Süddeutsche Zeitung

Ted Conference in Edinburgh:Anmoderierte Apokalypsen

  • Auf der Ted Conference wird die Aussicht auf bevorstehende Wasserkriege und das Gletscherschmelzen am Himalaya diskutiert. Die vorgeschlagenen Utopien dienen vor allem dazu, Überlegungen in Gang zu setzen.
  • Während der Konferenz wird die Brücke zur zweiten großen Krise der Menschheit geschlagen - der aktuellen Politik, mit Klimafeinden wie Trump und Bolsonaro an der Spitze.
  • Trotz Krisenmodus endet die Konferenz hoffnungsvoll. Denn: es ist noch nicht alles kaputt.

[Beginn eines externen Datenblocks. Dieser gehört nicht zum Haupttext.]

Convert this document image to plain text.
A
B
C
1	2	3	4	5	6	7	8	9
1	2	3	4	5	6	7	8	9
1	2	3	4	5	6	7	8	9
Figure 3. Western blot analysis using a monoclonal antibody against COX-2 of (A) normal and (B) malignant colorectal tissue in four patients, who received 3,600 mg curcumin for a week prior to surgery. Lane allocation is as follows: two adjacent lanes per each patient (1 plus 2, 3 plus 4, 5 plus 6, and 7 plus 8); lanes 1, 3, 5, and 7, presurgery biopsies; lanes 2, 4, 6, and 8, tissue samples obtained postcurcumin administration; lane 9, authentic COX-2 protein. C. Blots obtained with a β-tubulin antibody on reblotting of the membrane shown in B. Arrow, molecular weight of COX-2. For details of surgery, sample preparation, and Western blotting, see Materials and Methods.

Von Andrian Kreye, Edinburgh

Wie viele schlechte Nachrichten verträgt der Mensch? Vor allem wenn er nach Schottland zum Ideenfestival Ted Conference gereist ist, das als ein Gipfeltreffen des wissenschaftsgetriebenen Zukunftsoptimismus gilt, als intellektueller Stimmungsaufheller und Gegenmittel zu Untergangsstimmung und Kollektivdepressionen. Doch ein erstes Fazit in Edinburgh lautet: Klima im Eimer, Luft verseucht, Wasser knapp, Demokratie halb tot, und dann ist da noch der Neoliberalismus, der eigentlich gescheitert ist, aber als "Zombie-Doktrin", (wie es der Investigativjournalist George Monbiot in seinem Ted Talk formulierte), die globalen Ungleichheiten weiter vorantreibt. Wobei eine solche Massierung wissenschaftlich fundierter Apokalypsen wie in dieser Woche vielleicht keine alternativlose Zustandsbeschreibung der Wirklichkeit, aber zumindest ein sehr aktuelles Bild gegenwärtiger Gedankengänge liefert.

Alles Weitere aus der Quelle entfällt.